The relative risk of lending to these institutions has gone up dramatically.  At the same time, banks who might do the lending don’t necessarily want to be left with IOU’s instead of cash while they themselves are in danger of collapsing.  That’s still more incentive to raise rates.  Unfortunately, it now appears that rates have been raised to the point where no one can get a loan from anyone else.  Since lending between banks is the kernel from which most world economies draw capital, that means a frozen credit market equals a frozen economy.

So, there you go.  If you’d like to read more about the TED, you can check out this Wiki and this blog post, which I found to be quite instructive.

Dean Baker decided to comment on this article, which was sent to me yesterday, so I figure I will as well.

Thomas Edsall asks the question in the Huffington Post: should Barack Obama fess up and say he can’t do the things he wants to or should he just be quiet and win the election?  The implication being that Barack Obama has been promising everyone their own theme ride at Disney World, but that the growing economic crisis may not allow him to give this stuff away.

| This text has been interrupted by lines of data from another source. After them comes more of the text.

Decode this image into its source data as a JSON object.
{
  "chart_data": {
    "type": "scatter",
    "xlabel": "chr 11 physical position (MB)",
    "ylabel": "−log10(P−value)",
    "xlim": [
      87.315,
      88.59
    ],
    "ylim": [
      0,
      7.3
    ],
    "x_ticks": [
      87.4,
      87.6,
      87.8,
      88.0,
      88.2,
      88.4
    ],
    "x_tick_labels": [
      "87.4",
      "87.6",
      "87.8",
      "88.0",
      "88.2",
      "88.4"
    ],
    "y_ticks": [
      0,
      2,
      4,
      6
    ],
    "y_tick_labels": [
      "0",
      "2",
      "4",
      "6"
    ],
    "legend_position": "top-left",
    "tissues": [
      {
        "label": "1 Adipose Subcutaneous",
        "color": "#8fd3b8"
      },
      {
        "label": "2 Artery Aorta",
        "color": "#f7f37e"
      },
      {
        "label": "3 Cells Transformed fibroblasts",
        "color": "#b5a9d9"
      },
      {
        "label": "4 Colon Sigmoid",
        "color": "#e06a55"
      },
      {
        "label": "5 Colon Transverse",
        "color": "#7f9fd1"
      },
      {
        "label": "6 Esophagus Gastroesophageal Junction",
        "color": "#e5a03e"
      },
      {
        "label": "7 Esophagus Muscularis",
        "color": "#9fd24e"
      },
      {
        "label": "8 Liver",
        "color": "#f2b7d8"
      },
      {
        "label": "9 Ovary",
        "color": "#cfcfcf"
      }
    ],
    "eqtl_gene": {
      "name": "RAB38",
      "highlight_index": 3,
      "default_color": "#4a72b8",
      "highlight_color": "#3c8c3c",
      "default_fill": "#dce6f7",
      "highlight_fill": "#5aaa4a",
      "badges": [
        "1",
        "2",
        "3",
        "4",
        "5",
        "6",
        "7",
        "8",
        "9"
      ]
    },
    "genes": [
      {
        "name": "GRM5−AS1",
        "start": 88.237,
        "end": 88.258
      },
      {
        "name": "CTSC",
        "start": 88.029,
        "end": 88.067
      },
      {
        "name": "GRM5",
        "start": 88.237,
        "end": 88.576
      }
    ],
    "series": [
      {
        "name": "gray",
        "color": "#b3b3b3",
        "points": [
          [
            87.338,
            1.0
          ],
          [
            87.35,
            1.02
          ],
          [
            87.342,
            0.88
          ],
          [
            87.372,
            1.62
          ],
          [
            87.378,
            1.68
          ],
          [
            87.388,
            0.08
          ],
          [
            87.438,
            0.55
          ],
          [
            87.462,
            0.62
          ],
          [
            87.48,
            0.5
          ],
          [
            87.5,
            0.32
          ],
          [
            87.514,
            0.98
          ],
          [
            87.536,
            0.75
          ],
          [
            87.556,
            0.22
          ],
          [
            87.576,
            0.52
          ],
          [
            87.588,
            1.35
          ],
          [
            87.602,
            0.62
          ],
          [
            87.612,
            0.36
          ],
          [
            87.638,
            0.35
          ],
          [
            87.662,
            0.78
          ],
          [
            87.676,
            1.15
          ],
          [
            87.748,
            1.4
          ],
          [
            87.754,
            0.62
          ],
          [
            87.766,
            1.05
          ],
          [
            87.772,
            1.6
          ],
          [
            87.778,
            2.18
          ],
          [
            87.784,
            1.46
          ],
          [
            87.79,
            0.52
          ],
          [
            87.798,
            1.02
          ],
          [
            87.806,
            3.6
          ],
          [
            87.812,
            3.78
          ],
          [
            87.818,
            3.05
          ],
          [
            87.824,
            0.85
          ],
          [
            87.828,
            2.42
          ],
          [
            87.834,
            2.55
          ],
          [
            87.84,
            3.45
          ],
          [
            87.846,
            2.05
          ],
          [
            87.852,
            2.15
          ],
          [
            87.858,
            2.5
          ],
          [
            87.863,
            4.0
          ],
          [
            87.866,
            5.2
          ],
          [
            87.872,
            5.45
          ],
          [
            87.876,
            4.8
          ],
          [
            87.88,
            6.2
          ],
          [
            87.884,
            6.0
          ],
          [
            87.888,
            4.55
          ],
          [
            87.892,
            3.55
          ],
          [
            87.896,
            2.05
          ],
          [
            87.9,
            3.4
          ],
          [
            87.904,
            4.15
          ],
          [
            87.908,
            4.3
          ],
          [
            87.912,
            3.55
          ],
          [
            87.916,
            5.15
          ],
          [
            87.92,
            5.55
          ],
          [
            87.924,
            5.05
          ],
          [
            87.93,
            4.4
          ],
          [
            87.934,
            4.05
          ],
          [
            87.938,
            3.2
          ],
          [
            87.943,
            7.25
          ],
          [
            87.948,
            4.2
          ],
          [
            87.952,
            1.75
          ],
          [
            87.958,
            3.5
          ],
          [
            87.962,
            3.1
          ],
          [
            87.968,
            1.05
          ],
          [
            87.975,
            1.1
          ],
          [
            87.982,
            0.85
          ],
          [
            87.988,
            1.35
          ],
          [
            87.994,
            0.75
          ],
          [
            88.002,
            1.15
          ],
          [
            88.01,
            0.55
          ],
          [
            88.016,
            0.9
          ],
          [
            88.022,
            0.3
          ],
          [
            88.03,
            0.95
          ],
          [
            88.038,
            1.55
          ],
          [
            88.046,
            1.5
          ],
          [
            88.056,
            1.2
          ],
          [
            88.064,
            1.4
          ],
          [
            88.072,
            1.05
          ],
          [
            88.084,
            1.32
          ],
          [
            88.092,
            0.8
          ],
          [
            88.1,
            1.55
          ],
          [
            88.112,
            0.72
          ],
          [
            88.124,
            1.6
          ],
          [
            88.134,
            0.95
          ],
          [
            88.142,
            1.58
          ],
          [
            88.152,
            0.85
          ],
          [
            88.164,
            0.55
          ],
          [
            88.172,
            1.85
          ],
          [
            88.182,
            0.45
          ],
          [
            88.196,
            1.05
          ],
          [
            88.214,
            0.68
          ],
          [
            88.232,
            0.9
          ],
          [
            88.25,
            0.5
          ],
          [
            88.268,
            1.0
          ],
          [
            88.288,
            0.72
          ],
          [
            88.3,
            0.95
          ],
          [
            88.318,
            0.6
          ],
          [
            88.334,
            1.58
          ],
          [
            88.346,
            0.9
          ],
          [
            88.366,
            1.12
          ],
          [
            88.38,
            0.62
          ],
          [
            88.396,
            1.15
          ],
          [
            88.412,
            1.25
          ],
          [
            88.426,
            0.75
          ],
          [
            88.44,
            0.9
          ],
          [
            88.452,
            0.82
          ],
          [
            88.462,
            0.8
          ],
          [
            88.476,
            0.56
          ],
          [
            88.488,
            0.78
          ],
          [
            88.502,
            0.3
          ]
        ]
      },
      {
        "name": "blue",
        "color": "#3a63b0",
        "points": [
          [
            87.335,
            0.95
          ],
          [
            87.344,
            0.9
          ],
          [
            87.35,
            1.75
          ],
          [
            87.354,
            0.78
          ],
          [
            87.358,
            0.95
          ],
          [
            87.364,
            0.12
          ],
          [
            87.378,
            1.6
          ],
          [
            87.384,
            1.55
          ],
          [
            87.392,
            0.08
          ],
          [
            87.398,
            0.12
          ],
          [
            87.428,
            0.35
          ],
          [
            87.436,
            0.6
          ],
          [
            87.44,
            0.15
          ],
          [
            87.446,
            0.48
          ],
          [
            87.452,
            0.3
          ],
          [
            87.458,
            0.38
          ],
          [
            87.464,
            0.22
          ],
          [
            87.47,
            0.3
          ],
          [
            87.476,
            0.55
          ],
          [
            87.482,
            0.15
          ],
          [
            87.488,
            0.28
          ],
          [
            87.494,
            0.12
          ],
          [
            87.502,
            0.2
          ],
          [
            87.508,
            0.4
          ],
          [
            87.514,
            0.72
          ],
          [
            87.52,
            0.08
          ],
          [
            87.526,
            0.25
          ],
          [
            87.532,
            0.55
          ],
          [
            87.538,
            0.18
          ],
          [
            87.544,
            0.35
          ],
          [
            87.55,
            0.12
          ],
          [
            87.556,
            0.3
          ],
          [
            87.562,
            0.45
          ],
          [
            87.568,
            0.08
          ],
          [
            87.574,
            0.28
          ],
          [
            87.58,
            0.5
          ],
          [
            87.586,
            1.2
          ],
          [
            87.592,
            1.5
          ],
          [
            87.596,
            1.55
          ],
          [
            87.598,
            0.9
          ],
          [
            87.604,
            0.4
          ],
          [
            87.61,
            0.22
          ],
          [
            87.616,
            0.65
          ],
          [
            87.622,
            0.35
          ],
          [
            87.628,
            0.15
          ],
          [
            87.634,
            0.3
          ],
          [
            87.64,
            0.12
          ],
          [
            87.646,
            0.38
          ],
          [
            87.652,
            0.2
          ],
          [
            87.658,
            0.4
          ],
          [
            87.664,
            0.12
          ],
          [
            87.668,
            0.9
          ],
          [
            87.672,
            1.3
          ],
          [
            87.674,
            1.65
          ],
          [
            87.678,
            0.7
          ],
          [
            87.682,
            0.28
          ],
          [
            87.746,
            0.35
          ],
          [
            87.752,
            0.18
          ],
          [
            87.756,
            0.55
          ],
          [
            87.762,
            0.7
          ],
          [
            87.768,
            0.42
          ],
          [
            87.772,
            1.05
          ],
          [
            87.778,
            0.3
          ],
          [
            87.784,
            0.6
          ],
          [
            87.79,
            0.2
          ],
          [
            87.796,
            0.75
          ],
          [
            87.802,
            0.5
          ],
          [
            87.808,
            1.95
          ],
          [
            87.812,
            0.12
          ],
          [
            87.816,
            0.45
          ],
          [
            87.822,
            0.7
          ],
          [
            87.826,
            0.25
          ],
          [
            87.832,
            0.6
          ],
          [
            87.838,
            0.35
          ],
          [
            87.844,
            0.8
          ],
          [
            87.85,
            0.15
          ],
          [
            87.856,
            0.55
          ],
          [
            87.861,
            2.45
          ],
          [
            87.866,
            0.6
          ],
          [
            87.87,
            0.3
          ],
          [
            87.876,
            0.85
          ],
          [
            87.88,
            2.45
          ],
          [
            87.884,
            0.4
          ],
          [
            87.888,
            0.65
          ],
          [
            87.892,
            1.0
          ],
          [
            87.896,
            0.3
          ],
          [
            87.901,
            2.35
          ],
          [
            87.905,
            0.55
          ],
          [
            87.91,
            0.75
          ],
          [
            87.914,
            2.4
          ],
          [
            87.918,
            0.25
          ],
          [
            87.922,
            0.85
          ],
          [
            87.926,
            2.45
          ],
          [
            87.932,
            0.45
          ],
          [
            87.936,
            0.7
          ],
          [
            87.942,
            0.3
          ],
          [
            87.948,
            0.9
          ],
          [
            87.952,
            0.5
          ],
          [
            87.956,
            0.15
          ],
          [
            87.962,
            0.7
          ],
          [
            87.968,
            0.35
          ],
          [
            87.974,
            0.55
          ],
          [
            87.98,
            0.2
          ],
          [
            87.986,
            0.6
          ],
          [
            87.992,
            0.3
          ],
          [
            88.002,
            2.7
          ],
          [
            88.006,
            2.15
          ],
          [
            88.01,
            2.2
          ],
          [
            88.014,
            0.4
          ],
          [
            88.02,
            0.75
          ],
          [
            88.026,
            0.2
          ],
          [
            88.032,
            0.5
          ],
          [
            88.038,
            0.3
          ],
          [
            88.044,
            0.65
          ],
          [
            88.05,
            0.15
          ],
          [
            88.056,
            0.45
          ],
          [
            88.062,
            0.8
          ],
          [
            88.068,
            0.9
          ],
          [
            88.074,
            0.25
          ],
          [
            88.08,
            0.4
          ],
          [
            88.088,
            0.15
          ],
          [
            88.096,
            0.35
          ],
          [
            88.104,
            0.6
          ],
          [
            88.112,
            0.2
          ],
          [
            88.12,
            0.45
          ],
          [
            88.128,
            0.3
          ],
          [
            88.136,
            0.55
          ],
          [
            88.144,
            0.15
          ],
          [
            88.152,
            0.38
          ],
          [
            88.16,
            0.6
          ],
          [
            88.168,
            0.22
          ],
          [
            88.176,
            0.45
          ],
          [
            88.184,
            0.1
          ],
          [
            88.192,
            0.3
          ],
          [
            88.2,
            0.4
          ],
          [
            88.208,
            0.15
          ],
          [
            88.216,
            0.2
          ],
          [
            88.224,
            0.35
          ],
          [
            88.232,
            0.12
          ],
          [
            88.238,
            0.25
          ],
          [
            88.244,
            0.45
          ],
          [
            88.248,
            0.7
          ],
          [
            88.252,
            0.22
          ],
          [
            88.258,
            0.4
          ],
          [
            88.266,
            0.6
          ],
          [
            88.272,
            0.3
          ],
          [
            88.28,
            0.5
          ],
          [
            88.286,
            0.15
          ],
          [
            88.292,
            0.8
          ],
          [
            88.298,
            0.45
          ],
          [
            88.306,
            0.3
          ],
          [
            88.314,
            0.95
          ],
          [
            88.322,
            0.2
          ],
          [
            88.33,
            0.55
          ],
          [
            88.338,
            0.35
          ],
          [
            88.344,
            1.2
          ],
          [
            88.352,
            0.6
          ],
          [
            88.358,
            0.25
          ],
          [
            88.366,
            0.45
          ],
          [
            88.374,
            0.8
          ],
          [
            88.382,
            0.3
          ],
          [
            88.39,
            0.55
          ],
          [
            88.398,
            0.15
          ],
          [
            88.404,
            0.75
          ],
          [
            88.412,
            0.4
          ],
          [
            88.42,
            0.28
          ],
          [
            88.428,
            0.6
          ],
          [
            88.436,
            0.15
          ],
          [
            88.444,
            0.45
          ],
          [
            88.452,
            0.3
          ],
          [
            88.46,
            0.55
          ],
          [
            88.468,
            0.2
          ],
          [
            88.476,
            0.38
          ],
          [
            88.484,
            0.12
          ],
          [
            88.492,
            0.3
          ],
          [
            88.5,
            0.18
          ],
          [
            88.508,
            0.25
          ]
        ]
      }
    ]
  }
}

Here’s a question for Thomas Edsall: when the government spends money, does it just fly up into the air – dissolving into ether, ne’er to return again?  Here’s another question for Thomas Edsall: what were the Alphabet Agencies during the Great Depression and what did they do?

The answer to the first question is no, money spent by the government does not disappear.  It goes into the economy in the form of pure, liquid cash.  The very thing that the financial markets lack at the moment.  For an avowed liberal writing for a progressive website to advocate cutting programs – proposed or otherwise – in the face of an economic crisis is for a liberal to completely lose his morings in American history.

To whit, the Alphabet Agencies of the Great Depression.  They spent money like it was going out of style and ran up deficits to boot.  They built the Hoover Dam and brought electricity to the Tennesee Valley, cleaned up parks and replaced lights on street lamps, spending money the whole time.  And had it not been for that massive injection of government money, we might have been another decade in the Depression besides.

Barack Obama wants to provide every citizen health care, make it easier for them to go to college and foster volunteerism by revitalizing the Americorp.  I can hardly think of better programs to go full-steam ahead with than these if we’re to quickly rebuild after this most serious of downturns. . .  possibly another Depression.

Just headlined on Bloomberg News: Italian Prime Minister Silvio Berlusconi said that the idea of maybe closing the world’s stock markets temporarily while they work out the problem and “rewrite the rules of international finance” has been floated.  If that sounds bad to you, you’re not alone. But it may be the only way to prevent further spiraling losses in global markets.

Of course, that requires EVERYBODY to agree to it, which in turn requires mustering much more international support than certainly President Bush is capable of.  What would it be like to actually have a working president right now?

McCain seems to be batting a 1000 on this financial crisis.  In the town hall “debate” of last night, he proposed buying up failed mortgages and “renegotiating” with the borrower on the value of the home as it is now.  Brad Delong gives us a rundown on why that’s such a bad idea.  In short, what McCain proposes to do is buy the bad debts from the banks that created them at face value, then become the banker to every bad debt borrower out there.

Apart from handing over billions of dollars to the irresponsible lenders, the problem with this that DeLong does not mention is that home prices are still falling.  So, the person who seems fine at the moment may be in trouble in a matter of months.  Meanwhile, it is the failing value of the homes that was the trigger for this whole mess in the first place.  The McCain plan does nothing to solve this problem and so seems to be treating the foot of a man with a broken leg.